United Continental Holdings Inc., formed from a 2010 merger of the two airlines, said on Wednesday that it received approval from the Federal Aviation Administration (FAA) to operate as a single airline, a significant milestone for the world's largest airline.
Roughly 14 months after United and Continental airlines merged, the FAA granted the unified company a single operating certificate, allowing it to operate flights as one entity.
While we have much work ahead of us as we integrate these two great carriers, this is a significant milestone, Jeff Smisek, United's chief executive, said in a statement.
The company, which continued to fly as two airlines during the integration period, said the government recognition will not have any immediate effect on customer dealings.
Customers will continue to shop for flights, get seat assignments, check flight status, and make other arrangements on each carrier's respective website until it fully combines services in the beginning of 2012.
The company will maintain separate flight crews until contract issues are settled with all unions and seniority lists have been integrated.
With the FAA approval, the company will officially operate as United Airlines and the Continental name will cease to exist (though it will remain part of the holding company name).

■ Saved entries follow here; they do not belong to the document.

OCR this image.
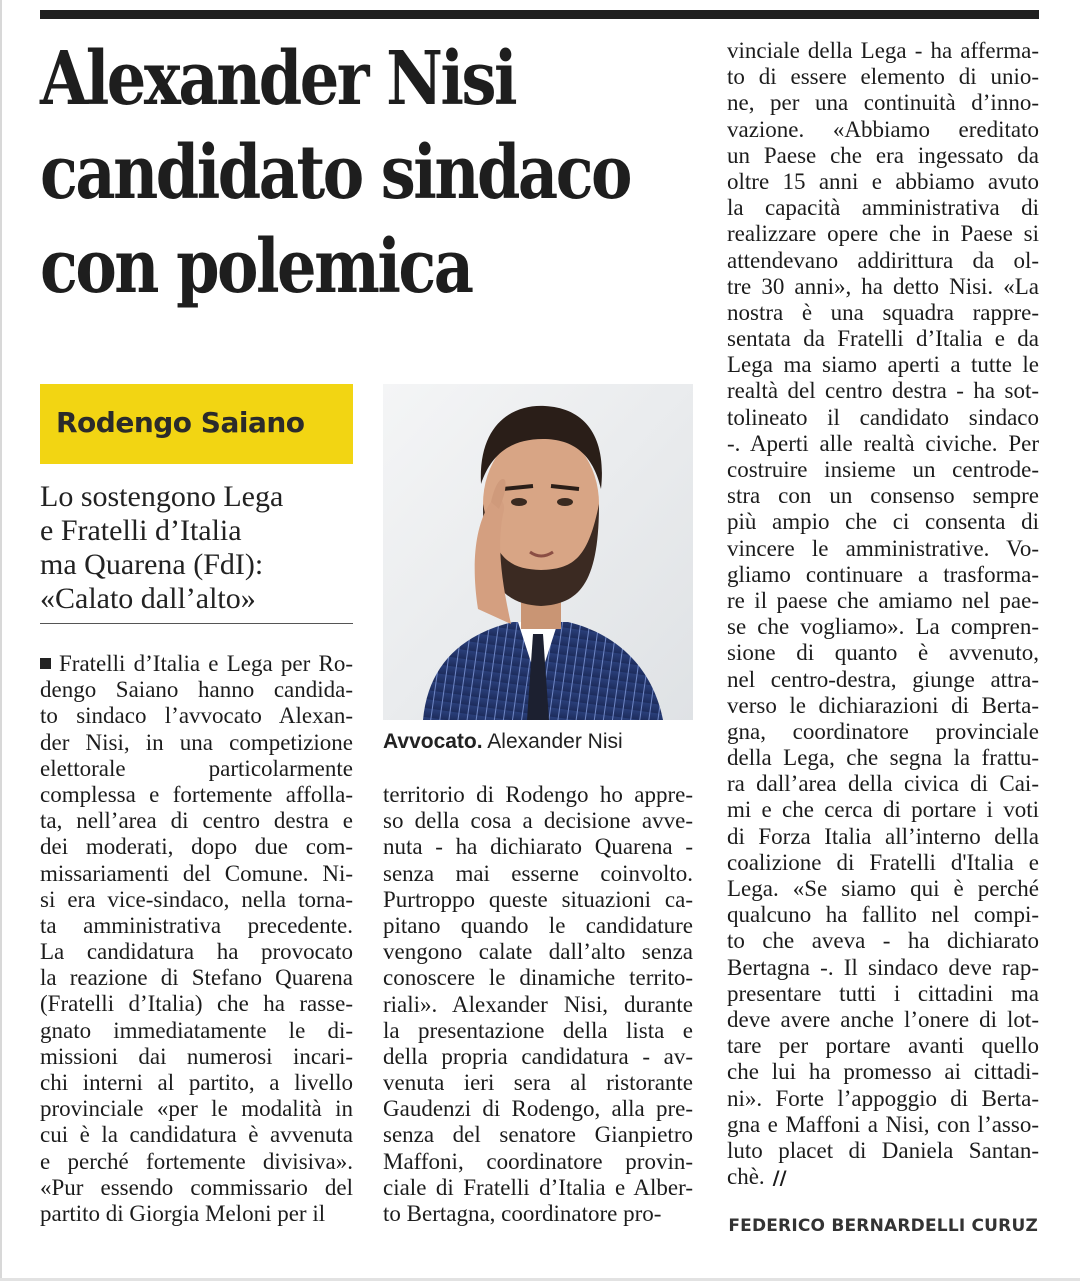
Alexander Nisi
candidato sindaco
con polemica
Rodengo Saiano
Lo sostengono Lega
e Fratelli d’Italia
ma Quarena (FdI):
«Calato dall’alto»
Fratelli d’Italia e Lega per Ro-
dengo Saiano hanno candida-
to sindaco l’avvocato Alexan-
der Nisi, in una competizione
elettorale particolarmente
complessa e fortemente affolla-
ta, nell’area di centro destra e
dei moderati, dopo due com-
missariamenti del Comune. Ni-
si era vice-sindaco, nella torna-
ta amministrativa precedente.
La candidatura ha provocato
la reazione di Stefano Quarena
(Fratelli d’Italia) che ha rasse-
gnato immediatamente le di-
missioni dai numerosi incari-
chi interni al partito, a livello
provinciale «per le modalità in
cui è la candidatura è avvenuta
e perché fortemente divisiva».
«Pur essendo commissario del
partito di Giorgia Meloni per il
Avvocato. Alexander Nisi
territorio di Rodengo ho appre-
so della cosa a decisione avve-
nuta - ha dichiarato Quarena -
senza mai esserne coinvolto.
Purtroppo queste situazioni ca-
pitano quando le candidature
vengono calate dall’alto senza
conoscere le dinamiche territo-
riali». Alexander Nisi, durante
la presentazione della lista e
della propria candidatura - av-
venuta ieri sera al ristorante
Gaudenzi di Rodengo, alla pre-
senza del senatore Gianpietro
Maffoni, coordinatore provin-
ciale di Fratelli d’Italia e Alber-
to Bertagna, coordinatore pro-
vinciale della Lega - ha afferma-
to di essere elemento di unio-
ne, per una continuità d’inno-
vazione. «Abbiamo ereditato
un Paese che era ingessato da
oltre 15 anni e abbiamo avuto
la capacità amministrativa di
realizzare opere che in Paese si
attendevano addirittura da ol-
tre 30 anni», ha detto Nisi. «La
nostra è una squadra rappre-
sentata da Fratelli d’Italia e da
Lega ma siamo aperti a tutte le
realtà del centro destra - ha sot-
tolineato il candidato sindaco
-. Aperti alle realtà civiche. Per
costruire insieme un centrode-
stra con un consenso sempre
più ampio che ci consenta di
vincere le amministrative. Vo-
gliamo continuare a trasforma-
re il paese che amiamo nel pae-
se che vogliamo». La compren-
sione di quanto è avvenuto,
nel centro-destra, giunge attra-
verso le dichiarazioni di Berta-
gna, coordinatore provinciale
della Lega, che segna la frattu-
ra dall’area della civica di Cai-
mi e che cerca di portare i voti
di Forza Italia all’interno della
coalizione di Fratelli d'Italia e
Lega. «Se siamo qui è perché
qualcuno ha fallito nel compi-
to che aveva - ha dichiarato
Bertagna -. Il sindaco deve rap-
presentare tutti i cittadini ma
deve avere anche l’onere di lot-
tare per portare avanti quello
che lui ha promesso ai cittadi-
ni». Forte l’appoggio di Berta-
gna e Maffoni a Nisi, con l’asso-
luto placet di Daniela Santan-
chè. //
FEDERICO BERNARDELLI CURUZ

The FAA approval also means that air traffic control communications will now refer to all United and Continental flights as United.

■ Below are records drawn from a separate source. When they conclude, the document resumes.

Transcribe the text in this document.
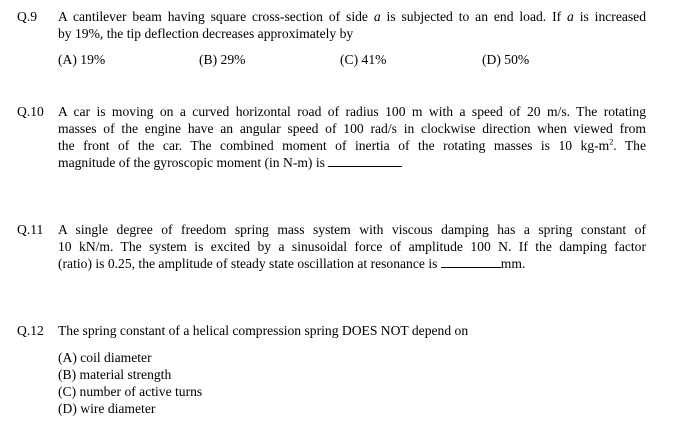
Q.9 A cantilever beam having square cross-section of side a is subjected to an end load. If a is increased
by 19%, the tip deflection decreases approximately by
(A) 19%	(B) 29%	(C) 41%	(D) 50%
Q.10 A car is moving on a curved horizontal road of radius 100 m with a speed of 20 m/s. The rotating
masses of the engine have an angular speed of 100 rad/s in clockwise direction when viewed from
the front of the car. The combined moment of inertia of the rotating masses is 10 $kg-m^2$. The
magnitude of the gyroscopic moment (in N-m) is
Q.11 A single degree of freedom spring mass system with viscous damping has a spring constant of
10 kN/m. The system is excited by a sinusoidal force of amplitude 100 N. If the damping factor
(ratio) is 0.25, the amplitude of steady state oscillation at resonance is	mm.
Q.12 The spring constant of a helical compression spring DOES NOT depend on
(A) coil diameter
(B) material strength
(C) number of active turns
(D) wire diameter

According to the company, a team of more than 500 employees worked toward getting FAA approval. Some 440 operation manuals, procedures, and programs were combined and trimmed to about 260 manuals for the new United - a process that involved approximately 2,000 changes.

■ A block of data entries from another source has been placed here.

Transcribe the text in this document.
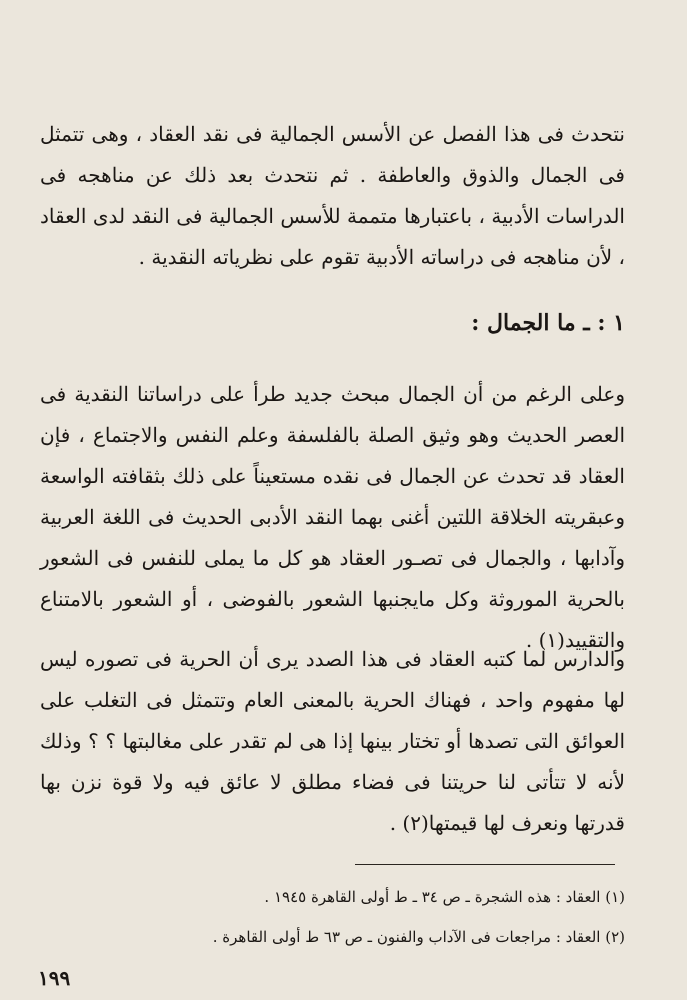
نتحدث فى هذا الفصل عن الأسس الجمالية فى نقد العقاد ، وهى تتمثل فى الجمال والذوق والعاطفة . ثم نتحدث بعد ذلك عن مناهجه فى الدراسات الأدبية ، باعتبارها متممة للأسس الجمالية فى النقد لدى العقاد ، لأن مناهجه فى دراساته الأدبية تقوم على نظرياته النقدية .

١ : ـ ما الجمال :

وعلى الرغم من أن الجمال مبحث جديد طرأ على دراساتنا النقدية فى العصر الحديث وهو وثيق الصلة بالفلسفة وعلم النفس والاجتماع ، فإن العقاد قد تحدث عن الجمال فى نقده مستعيناً على ذلك بثقافته الواسعة وعبقريته الخلاقة اللتين أغنى بهما النقد الأدبى الحديث فى اللغة العربية وآدابها ، والجمال فى تصـور العقاد هو كل ما يملى للنفس فى الشعور بالحرية الموروثة وكل مايجنبها الشعور بالفوضى ، أو الشعور بالامتناع والتقييد(١) .

والدارس لما كتبه العقاد فى هذا الصدد يرى أن الحرية فى تصوره ليس لها مفهوم واحد ، فهناك الحرية بالمعنى العام وتتمثل فى التغلب على العوائق التى تصدها أو تختار بينها إذا هى لم تقدر على مغالبتها ؟ ؟ وذلك لأنه لا تتأتى لنا حريتنا فى فضاء مطلق لا عائق فيه ولا قوة نزن بها قدرتها ونعرف لها قيمتها(٢) .

(١) العقاد : هذه الشجرة ـ ص ٣٤ ـ ط أولى القاهرة ١٩٤٥ .

(٢) العقاد : مراجعات فى الآداب والفنون ـ ص ٦٣ ط أولى القاهرة .

١٩٩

For some, the FAA announcement may come as a surprise. Many changes were already made bringing the two airlines closer to a unified brand. These customer-oriented changes do not require FAA approval.
The company repainted the majority of the aircraft with a new logo and made steps toward merging frequent-flier programs that go into effect Jan. 1. In most airports across the nation, the airline has combined gates and check-in facilities and rebranded lounges as United Club. In the cabin, there is a single onboard menu and in-flight magazine for both United and Continental planes.
United purchased Continental last year in a $3.17 billion all-stock deal to form the world's largest airline company.